In modulated tones of the politician, and with some precision of the economist, he postulated that Minister of Finance Chris Sinckler’s Budget was simply “inviting catastrophe”, and initmated that the best thing the Government could do was to call an election and put the country back in his hands.
For Mr Arthur, the Minister of Finance’s “titbits” and “tinkering here and there” was not going to put Barbados back on a path of growth; that what Mr Sinckler had presented was “a collision of purpose and a collision of means”.
Such damning condemnation, although Mr Arthur told the House he was not there to provide “unnecessary criticism” since he had “a vested interest and professional interest” in the development of the Barbados economy.
The “alternative perspectives” that he would offer in respect of what Barbados should now be doing were not as detailed as we had hoped for. But we know he is sweet on selling the remainder of shares we hold in the Barbados National Bank, and sees the benefits of such precluding the
18-month increase in VAT to 17.5 per cent.
The merits and demerits debate could go on unendingly, each side blaming the other for the current circumstances, each side boosting its own recommendations, dooming those of the other.
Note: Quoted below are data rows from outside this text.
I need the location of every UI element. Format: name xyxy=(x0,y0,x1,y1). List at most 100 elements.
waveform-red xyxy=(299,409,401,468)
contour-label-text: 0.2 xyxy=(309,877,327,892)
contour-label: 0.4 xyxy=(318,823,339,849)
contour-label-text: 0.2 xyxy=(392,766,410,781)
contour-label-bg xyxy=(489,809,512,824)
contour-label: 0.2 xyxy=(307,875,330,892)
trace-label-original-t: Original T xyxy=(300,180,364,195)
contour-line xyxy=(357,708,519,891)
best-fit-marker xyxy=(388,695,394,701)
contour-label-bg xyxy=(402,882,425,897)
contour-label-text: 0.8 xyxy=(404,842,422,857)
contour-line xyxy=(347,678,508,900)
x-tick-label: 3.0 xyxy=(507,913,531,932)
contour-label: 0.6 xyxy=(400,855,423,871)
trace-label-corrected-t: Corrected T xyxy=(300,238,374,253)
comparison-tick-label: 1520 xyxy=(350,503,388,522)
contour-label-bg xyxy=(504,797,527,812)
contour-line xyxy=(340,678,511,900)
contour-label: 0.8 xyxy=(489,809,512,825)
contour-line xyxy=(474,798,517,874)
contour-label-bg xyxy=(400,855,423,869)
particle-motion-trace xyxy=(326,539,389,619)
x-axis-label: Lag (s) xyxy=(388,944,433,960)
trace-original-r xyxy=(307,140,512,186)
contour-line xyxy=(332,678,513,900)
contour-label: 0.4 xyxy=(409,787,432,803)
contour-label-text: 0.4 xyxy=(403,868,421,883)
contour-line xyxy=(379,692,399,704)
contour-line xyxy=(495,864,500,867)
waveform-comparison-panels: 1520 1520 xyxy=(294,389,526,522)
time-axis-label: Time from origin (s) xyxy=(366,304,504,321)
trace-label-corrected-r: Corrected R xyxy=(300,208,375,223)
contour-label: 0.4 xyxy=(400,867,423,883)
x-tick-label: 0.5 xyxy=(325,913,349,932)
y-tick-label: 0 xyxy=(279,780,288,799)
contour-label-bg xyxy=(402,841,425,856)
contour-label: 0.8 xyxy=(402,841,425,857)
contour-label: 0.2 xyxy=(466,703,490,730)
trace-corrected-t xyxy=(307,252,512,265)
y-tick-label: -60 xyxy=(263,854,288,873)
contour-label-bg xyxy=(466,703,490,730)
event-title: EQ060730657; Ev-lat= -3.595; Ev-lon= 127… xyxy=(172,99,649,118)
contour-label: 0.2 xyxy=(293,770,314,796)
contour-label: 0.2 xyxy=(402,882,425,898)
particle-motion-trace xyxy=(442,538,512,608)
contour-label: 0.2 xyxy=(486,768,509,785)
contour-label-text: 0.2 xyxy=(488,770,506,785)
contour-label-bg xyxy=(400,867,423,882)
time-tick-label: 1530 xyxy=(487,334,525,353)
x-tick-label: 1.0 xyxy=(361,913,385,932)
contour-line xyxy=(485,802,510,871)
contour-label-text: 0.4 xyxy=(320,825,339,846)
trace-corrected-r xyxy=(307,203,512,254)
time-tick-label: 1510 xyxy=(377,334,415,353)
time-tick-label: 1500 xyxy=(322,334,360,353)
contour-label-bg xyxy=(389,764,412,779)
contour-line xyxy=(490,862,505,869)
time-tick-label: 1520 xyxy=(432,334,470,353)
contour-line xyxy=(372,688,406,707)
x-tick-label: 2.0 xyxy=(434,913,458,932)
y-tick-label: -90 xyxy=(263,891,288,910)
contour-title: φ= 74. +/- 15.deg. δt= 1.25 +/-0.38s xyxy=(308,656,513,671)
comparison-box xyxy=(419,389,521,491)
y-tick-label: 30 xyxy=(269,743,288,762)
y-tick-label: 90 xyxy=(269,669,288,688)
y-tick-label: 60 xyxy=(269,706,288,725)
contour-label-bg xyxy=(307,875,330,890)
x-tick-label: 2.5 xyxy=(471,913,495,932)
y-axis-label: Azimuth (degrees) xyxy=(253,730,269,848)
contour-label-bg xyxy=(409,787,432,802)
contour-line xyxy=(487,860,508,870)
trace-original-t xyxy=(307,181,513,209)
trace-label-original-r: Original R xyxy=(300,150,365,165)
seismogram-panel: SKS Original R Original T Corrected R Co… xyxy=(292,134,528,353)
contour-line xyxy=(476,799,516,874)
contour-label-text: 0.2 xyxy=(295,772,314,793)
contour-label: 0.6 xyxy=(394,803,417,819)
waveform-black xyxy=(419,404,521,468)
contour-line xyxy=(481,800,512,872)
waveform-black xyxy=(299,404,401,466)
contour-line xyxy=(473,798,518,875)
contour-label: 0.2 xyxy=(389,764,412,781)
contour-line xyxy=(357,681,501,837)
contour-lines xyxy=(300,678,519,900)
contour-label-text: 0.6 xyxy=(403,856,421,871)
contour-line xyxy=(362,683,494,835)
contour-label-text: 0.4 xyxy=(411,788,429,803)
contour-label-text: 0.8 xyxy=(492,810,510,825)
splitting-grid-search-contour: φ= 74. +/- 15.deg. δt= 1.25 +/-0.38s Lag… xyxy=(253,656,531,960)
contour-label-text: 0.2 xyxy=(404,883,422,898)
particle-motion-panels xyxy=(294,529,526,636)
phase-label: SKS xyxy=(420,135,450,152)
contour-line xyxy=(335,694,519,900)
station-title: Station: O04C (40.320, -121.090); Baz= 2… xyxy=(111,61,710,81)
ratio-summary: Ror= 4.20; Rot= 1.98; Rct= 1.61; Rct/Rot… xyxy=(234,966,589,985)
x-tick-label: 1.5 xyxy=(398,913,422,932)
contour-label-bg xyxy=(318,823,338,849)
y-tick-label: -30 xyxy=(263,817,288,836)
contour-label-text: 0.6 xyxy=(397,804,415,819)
The fact is Mr Sinckler’s team is in governance, and it is to that side we must pay careful attention, not forsaking the input of the Opposition.
That there is grave illness of the economy, already showing signs of indecent haste towards unwelcome disaster, cannot be gainsaid. And such a situation demands swift corrective action. And so those parameters circumscribed the basis of Mr Sinckler’s presentation.
What were the available options to rein in expenditure? Both Minister Sinckler and the nation are fully conscious of the overstaffing of the public sector, coupled with low productivity and attendant inefficiencies. The Transport Board, although providing a useful service, along with the Queen Elizabeth Hospital, the National Housing Corporation, the University of the West Indies Cave Hill Campus, the Barbados Water Authority and the Ministry of Public Works, all consume major chunks of revenue.
In all the above cases there is an urgent need for rationalisation and the long professed public sector reform needs to take root. The increase in bus fares, the refinement of the Barbados Drug Service, the adjustment in the policies relative to low-level matriculation admission qualifications of students
to UWI, the relaying of pipes programme of the Barbados Water Authority, although necessary must be supported by strict accountability and unrelenting efficiency.
Avenues for the boosting of revenues were limited. Equitable apportionment dictated the upward adjustment of VAT which, by its indiscriminatory application, impacts on all procurers of goods and services according to levels of consumption and usage.
Government is a continuum and therefore it is unproductive, in the present circumstances, to dwell on the apportionment of blame while the city walls tumble. There are serious lessons to be learnt if Barbadians are to continue to enjoy current or higher standards of living. Education, social and medical services cannot be maintained unless supported by sustainable revenue streams.
It is time to start trimming the fat, to encourage self-employment and to promote accountability, efficiency and excellence.
We wager Mr Sinckler and Mr Arthur will agree on that.